For some eligible homeowners, a reverse mortgage can be an attractive option. It is a way to bring in extra money without having to pay taxes on the additional income. There are pros and cons to setting up a reverse mortgage, but Federal Housing Administration (FHA) changes to reverse mortgage options make this financial move worth a second look.
What Is a Reverse Mortgage?
Through a reverse mortgage, homeowners receive payments from the equity they have established in their homes. Essentially, instead of making a mortgage payment, your mortgage company sends a payment to you. A reverse mortgages that is insured by the FHA is known as a Home Equity Conversion Mortgage (HECM). When you have a reverse mortgage, the payment you receive can be in a lump sum or through periodic payments. You do not pay back the money until you move or sell the home. Should you pass away prior to this, the money would be taken from your estate. However, as the interest accrues, you will owe more money as time goes on. You are also still responsible for paying the taxes on your home and the cost of your homeowners’ insurance premiums.
How Much Money Do You Get from a Reverse Mortgage?
The amount of money you can receive through a reverse mortgage depends on several factors, such as your age, the value of your home, and the current interest rate. You do have to meet certain criteria to set up a reverse mortgage. You must be over the age of 62 and your outstanding mortgage balance must be less than half of the amount you will receive.
What Are the Drawbacks To a Reverse Mortgage?

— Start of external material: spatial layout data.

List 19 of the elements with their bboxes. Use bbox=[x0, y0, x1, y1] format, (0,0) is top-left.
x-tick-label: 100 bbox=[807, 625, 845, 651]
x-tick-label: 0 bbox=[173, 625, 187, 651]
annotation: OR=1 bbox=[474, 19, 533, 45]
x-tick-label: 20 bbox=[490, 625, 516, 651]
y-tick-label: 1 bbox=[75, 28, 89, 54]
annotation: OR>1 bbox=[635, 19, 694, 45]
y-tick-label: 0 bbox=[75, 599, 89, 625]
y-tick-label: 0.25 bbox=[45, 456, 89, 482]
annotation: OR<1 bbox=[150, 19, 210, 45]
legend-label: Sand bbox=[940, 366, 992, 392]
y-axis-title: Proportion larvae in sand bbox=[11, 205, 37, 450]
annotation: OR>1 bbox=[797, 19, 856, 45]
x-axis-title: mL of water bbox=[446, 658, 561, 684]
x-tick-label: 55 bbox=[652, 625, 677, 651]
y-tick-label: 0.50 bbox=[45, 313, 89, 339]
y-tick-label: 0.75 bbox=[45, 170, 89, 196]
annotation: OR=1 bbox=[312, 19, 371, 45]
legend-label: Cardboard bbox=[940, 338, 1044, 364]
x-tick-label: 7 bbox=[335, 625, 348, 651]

There are drawbacks to a reverse mortgage. A reverse mortgage is usually not the most cost-effective option. However, it can be worth the high expense when there are no better options available. One of the biggest problems with an HECM has always been the high upfront fees, but that can change over time.
On October 4, 2010, the FHA launched the new HECM Saver. This special reverse mortgage has lower upfront fees, which can make it an attractive alternative to a standard HECM. However, there is a trade-off. The HECM Saver lets homeowners receive a much smaller amount of money (about 10 to 18 percent less than a standard HECM). At the same time that the FHA introduced the new HECM Saver, it also made revisions to the standard HECM. The standard reverse mortgage still has high upfront fees, but the FHA has lowered the total amount you can receive. The amount is still decided based on your age and other factors, but it may be up to five percent lower than it would have been under the previous rules. If you only need to borrow a small amount, and you plan to move soon, the HECM Saver may be a good option. When you need more money, a standard HECM could be the answer, but you should first consider other loan options.
Before making any financial decision, it’s best to seek the advice of a trusted professional and do your own research into each of your options. A reverse mortgage may be right for you, but there may also be better solutions. It all depends on your own specific situation.